Domino Data Lab Raises $40M To Manage Clients’ Predictive Models

[Updated 8/8/18, 4:40 pm. See below.] Domino Data Lab, which provides a test bed to aid in the development of predictive models, as well as tools to monitor models in use, announced today it has raised $40 million to grow its data science services and build partnerships.

San Francisco-based Domino is an evangelist for the use of predictive models to increase business efficiency, enhance marketing success, automate processes, and form the basis of new products. For example, the company points to the recommendation models used by Netflix (NASDAQ: NFLX) to deliver the videos a consumer will like, and to pick new shows for Netflix to support.

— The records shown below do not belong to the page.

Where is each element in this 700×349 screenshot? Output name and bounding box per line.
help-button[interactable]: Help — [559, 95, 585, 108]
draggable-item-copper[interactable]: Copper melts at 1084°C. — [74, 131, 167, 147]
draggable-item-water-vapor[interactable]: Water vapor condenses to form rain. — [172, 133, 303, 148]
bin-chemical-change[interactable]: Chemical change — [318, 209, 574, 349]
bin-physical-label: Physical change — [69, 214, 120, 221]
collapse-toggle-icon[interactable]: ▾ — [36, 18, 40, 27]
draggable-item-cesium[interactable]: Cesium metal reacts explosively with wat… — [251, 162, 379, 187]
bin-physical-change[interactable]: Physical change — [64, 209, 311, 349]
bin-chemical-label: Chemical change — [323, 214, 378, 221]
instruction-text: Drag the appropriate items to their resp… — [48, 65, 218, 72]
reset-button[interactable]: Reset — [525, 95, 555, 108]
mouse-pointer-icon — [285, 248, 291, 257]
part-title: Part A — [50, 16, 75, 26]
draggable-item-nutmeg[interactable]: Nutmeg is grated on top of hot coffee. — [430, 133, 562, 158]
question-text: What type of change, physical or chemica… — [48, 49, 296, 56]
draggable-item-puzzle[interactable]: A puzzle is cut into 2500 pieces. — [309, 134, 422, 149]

Domino maintains that businesses need a dedicated platform to create and manage their use of predictive models, distinct from support for software development. That’s because predictive models are like ongoing experiments by data scientists, who can continually improve models and build new ones based on the output of other models, the company says. Data scientists also need greater computing power and a wider range of software and other tools than software developers, Domino holds.

The company, founded in 2013, says it has attracted customers including Allstate (NYSE: ALL), Instacart, Dell (NYSE: DVMT), Monsanto, Bristol-Myers Squibb (NYSE: BMY), EasyJet, Lloyds Banking Group (NYSE: LYG), SunCorp Group, and insurer BNP Paribas Cardif. Domino currently has 100 employees. [Story updated to include number of employees, and the fact that the $40 million fundraising round was a Series D.]

Sequoia Capital and Coatue Management led Domino’s Series D fundraising round, bringing its total capital raised to $81.2 million. The company says it has also received investments from Bloomberg Beta and Zetta Venture Partners.